Un jour, des clients liés à l’autre grand parti politique au Bangladesh sont venus prendre un café dans mon bar. Lorsque je leur ai demandé de payer, ils se sont mis à me frapper, alors j’ai couru à l’extérieur. Je savais qu’ils n’allaient pas s’arrêter là. J’ai appris qu’ils étaient allés chez mon oncle et l’avaient poignardé à mort. Tout de suite, j’ai caché ma femme et mes enfants chez d’autres membres de ma famille pour les mettre en sécurité. Lorsque je suis revenu dans mon café, mes agresseurs l’avaient détruit et avaient pris tout l’argent. Je suis rentré chez moi et j’ai trouvé ma maison complètement détruite. Ils ont pris toutes les économies que je gardais à l’intérieur, ils ont volé tous les objets de valeur de ma famille et nos animaux de ferme. Je savais qu’ils allaient s’en prendre à moi aussi, je devais fuir. Grâce à un contact que j’avais à l’aéroport, j’ai pu trouver un moyen pour me rendre en Égypte, puis en Libye.
À mon arrivée en Libye, des hommes m’ont capturé et m’ont jeté dans une voiture avec 12 autres personnes. Nous avons été enfermés dans une maison où nous n’avons reçu qu’une bouteille d’eau. En 15 jours, nous n’avons mangé que huit fois. Ils nous ont demandé de l’argent. Je leur ai répondu que j’avais déjà payé. Un jour, ils nous ont amenés sur une plage et nous ont forcés à monter sur un bateau en bois. Je ne savais même pas où nous allions. J’ai seulement dit à ces hommes que je ne pouvais pas retourner au Bangladesh parce que ma vie y était menacée.

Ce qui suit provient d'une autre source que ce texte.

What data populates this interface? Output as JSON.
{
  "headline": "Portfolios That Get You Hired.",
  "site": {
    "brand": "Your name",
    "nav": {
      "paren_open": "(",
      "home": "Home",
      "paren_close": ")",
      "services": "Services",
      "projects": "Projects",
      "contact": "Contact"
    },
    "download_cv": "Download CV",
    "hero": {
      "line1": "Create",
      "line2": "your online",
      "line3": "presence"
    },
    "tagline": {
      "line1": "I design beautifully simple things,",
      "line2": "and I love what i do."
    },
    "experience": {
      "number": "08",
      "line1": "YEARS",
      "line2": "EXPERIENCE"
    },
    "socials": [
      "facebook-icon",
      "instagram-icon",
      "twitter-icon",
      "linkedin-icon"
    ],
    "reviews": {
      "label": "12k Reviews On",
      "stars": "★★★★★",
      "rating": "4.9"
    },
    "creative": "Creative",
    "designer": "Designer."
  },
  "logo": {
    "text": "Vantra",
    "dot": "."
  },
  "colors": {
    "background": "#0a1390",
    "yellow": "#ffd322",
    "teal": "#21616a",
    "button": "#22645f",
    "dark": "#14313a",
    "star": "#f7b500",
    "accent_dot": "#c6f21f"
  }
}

Ils ont fait descendre les Bangladais et quelques Pakistanais dans la cale du bateau ; les Syriens et les Égyptiens étaient à l’extérieur, sur le pont supérieur. Nous étions 60 ou 70 personnes au total. Nous manquions d’oxygène dans la cale, et lorsque le bateau est parti, l’air était saturé de vapeurs de carburant. Nous ne pouvions plus respirer. J’ai vomi 32 fois. Un garçon à côté de moi a eu la jambe brûlée par le carburant du bateau qui s’était mélangé à l’eau de mer. Sa peau se détachait.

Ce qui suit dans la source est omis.